If the wavefunction cannot be made to satisfy $\vert\psi(x)\vert^2\to 0$ as $x\to\infty$, the resulting energies will not be constrained and the spectrum will be continuous rather than discrete. Examples include plane waves and Krönig-Penney-type solutions (basically plane waves in solids), as well as scattering states.

Answer 2

You have a mathematical problem: to find a function $\psi(x)$ satisfying a differential equation (Schroedinger equation). But you know that equation alone is not enough. You also have to impose some additional conditions that the solution must satisfy, $n$ in total, where $n$ is the order of your differential equation (for Schroedinger $n=2$).

The most standard conditions one are the so-called initial conditions, i.e. when you require from the beginning the values for the function (and $n-1$ of its derivatives) at some point. The existence and uniqueness theorem guarantees you that a (ordinary) differential equation will always have a unique solutions with these initial conditions, no matter what the parameters of your ODE are.

This is the case when $E>0$. Here your $\psi$ is finite no matter how far you are from the origin, hence all you do is to require that e.g. $\psi(x=0)=1$ and, say, $\psi'(x=0)=0$. Then you always have a solution, for all parameter values, including energy $E$, hence continuous spectrum.
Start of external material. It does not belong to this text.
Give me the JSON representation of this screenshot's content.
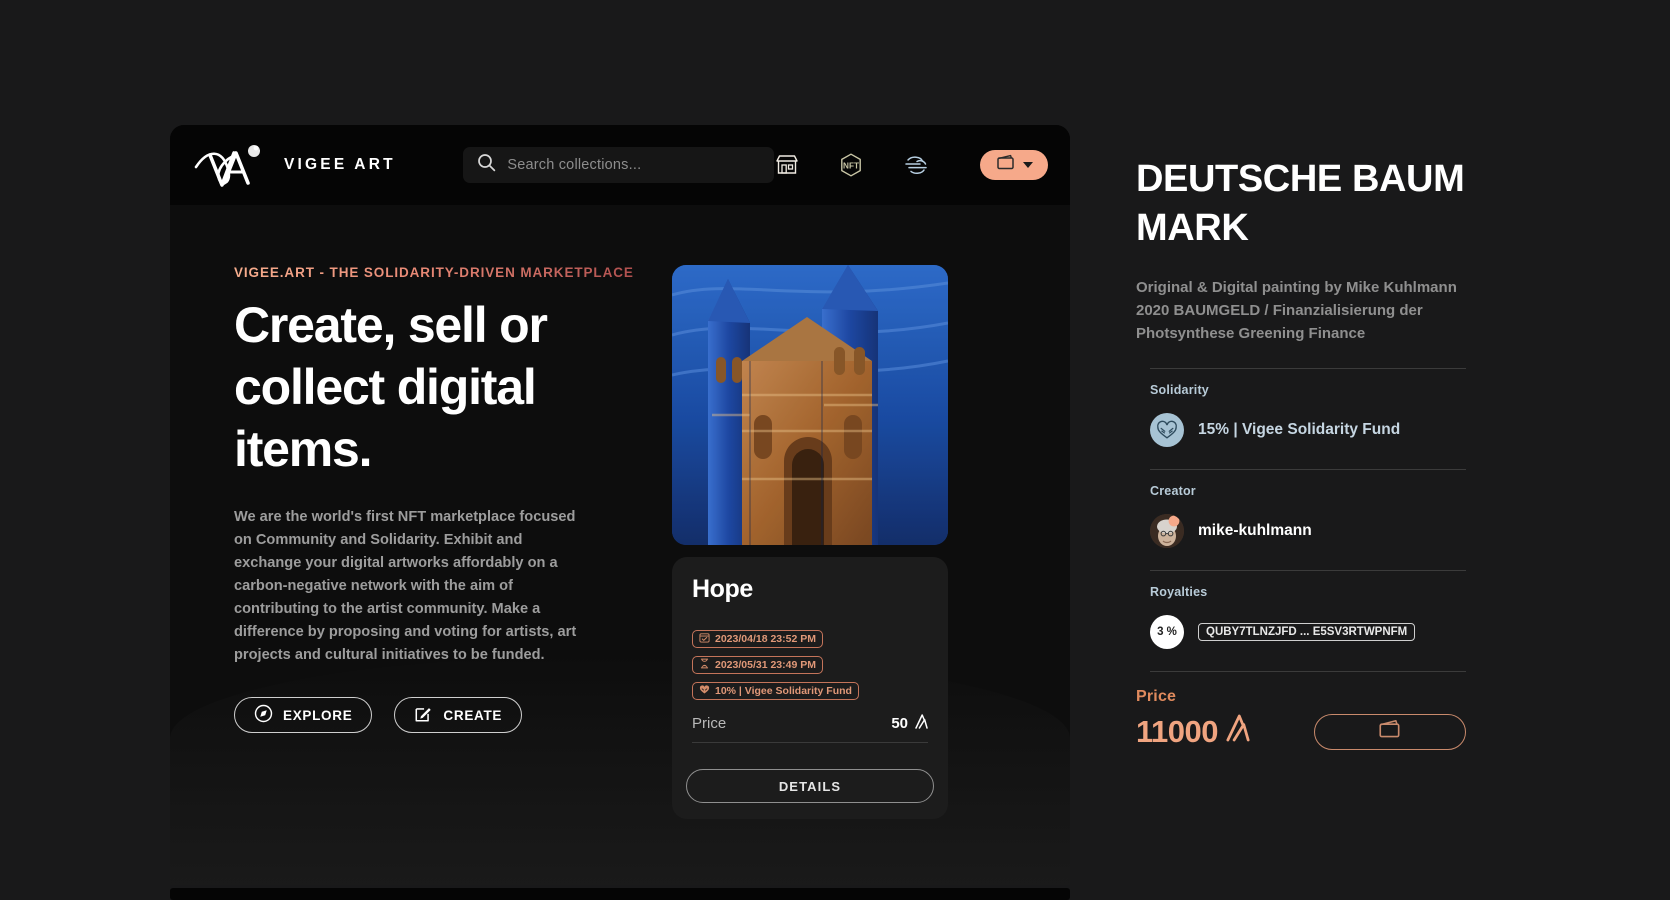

When $E<0$, Schroedinger equation implies that wave function is either exponentially growing or decaying as $|x|\rightarrow \infty$, for a localized potential $U(x)$. Your wave-function obviously should not explode at infinity (you can't normalize it in this case, even the Dirac way), therefore it must be decaying to zero at $x=\pm \infty$. Therefore what you have here is a different problem. Instead of initial conditions at the origin, you only know that $\psi(\infty) = \psi(-\infty)=0$. This is called a boundary value problem and generally speaking it does not have any solutions, save for special values of the ODE parameters. Energy $E$ is one such parameter, and indeed for some values of $E$ you do get nontrivial solutions such that $\psi(\pm \infty)=0$.

To summarize, you always get continuous spectrum when wavefunctions are unbounded ($E>0$ in your case), because mathematically it is a ODE with initial values. Conversely, for bound wavefunctions ($\psi(\pm \infty)=0$) the spectrum is always discreet (sometimes you don't have any bound solutions), because now it is a boundary value problem.

P.S. Historically this idea that boundary value problems have a discreet set of solutions is said to have inspired Schroedinger to try to formulate QM in terms of differential equations.